Ketika wabah Covid-19 melanda berbagai belahan dunia, sektor pariwisata Bali pun turut terdampak dan sempat anjlok. Akibatnya, banyak orang kehilangan pekerjaan.
Keterpurukan itu membuat sejumlah pemuda yang menggantungkan hidup dari sektor pariwisata mesti kembali ke kampung halaman mereka di Desa Gobleg, Buleleng. Nyaris tak ada pekerjaan lagi kecuali menjadi petani.
Dengan berbekal ilmu dan ide, sebanyak 20 pemuda membentuk komunitas Petani Muda Keren (PMK) serta menciptakan sistem “smart farming” alias “bertani cerdas” yang menggabungkan pertanian dengan teknologi.

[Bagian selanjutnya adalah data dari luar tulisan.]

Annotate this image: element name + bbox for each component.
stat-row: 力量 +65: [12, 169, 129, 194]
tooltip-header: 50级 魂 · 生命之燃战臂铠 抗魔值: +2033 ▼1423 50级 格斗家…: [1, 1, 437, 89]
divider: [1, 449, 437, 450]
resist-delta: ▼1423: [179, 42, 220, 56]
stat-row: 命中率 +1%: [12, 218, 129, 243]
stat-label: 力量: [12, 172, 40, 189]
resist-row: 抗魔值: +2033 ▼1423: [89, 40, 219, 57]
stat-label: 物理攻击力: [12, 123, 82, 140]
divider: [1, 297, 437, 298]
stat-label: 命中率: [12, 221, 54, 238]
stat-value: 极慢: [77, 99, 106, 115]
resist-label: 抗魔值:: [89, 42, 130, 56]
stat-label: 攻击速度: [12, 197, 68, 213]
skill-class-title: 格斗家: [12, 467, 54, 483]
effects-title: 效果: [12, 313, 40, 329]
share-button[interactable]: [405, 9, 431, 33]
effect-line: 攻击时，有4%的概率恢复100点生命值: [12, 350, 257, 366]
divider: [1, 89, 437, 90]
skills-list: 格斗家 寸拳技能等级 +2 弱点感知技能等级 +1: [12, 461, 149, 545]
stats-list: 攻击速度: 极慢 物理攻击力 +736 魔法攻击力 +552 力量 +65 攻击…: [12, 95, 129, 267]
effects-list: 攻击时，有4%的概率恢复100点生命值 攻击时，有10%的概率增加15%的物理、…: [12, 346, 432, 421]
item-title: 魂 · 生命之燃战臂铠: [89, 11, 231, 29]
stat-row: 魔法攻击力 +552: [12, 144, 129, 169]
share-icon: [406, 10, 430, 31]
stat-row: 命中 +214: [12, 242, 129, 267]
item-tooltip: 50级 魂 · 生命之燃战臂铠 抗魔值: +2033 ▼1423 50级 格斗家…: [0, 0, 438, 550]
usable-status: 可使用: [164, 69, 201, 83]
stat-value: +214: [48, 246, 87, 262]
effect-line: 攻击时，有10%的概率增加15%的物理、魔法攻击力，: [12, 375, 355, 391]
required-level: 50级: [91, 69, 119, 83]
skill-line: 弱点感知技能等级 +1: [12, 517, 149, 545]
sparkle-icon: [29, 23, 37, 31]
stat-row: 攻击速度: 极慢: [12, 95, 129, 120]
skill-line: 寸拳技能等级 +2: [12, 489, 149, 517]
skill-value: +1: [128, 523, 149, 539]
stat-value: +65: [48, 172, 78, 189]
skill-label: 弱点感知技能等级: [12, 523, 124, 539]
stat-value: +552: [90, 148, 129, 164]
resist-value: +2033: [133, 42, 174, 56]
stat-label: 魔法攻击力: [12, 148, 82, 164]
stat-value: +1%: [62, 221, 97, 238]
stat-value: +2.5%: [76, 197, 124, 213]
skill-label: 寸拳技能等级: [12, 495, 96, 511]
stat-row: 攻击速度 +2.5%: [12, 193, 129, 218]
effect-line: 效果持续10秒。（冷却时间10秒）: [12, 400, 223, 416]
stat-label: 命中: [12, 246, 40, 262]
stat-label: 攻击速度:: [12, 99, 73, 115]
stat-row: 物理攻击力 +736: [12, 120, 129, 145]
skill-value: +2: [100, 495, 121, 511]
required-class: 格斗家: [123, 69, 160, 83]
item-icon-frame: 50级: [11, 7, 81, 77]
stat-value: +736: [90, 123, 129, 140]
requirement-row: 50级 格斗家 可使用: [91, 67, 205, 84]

Ide bertani cerdas ini tercetus lantaran tingginya biaya pertanian tradisional yaitu boros air, tenaga kerja mahal, dan waktu banyak terbuang, kata pendiri komunitas PMK, Anak Agung Gede Agung Wedhatama, kepada wartawan kantor berita Antara di Bali, Nyoman Hendra Wibowo.
Menurut Anak Agung Gede Agung Wedhatama, sistem pertanian cerdas itu memanfaatkan seperangkat alat elektronik berbasis digital dan “Internet of Things” (IoT) yang dikendalikan aplikasi telepon genggam sehingga tidak harus berjemur terus di kebun.
Ada beberapa sensor elektronik pada sistem itu, yakni sensor kelembaban tanah (kadar air tanah), sensor PH tanah (kadar asam/basa), sensor hujan, dan sensor udara menyangkut temperatur, kelembaban, tekanan, serta ketinggian lokasi kebun.
Sistem senilai Rp20 juta per unit tersebut dibeli secara swadaya dan dioperasikan sejak 2021 oleh para petani anggota PMK yang memiliki lahan pertanian hortikultura bervariasi antara 1.000 hingga 3.000 meter persegi.
Keunggulan sistem tersebut, antara lain penyiraman tanaman hanya membutuhkan waktu sekitar 15 menit secara merata melalui penyemprot air atau “sprinkler” yang dikendalikan aplikasi telepon genggam.
Jika dibandingkan dengan cara tradisional, penyiraman akan memerlukan waktu selama enam hingga delapan jam.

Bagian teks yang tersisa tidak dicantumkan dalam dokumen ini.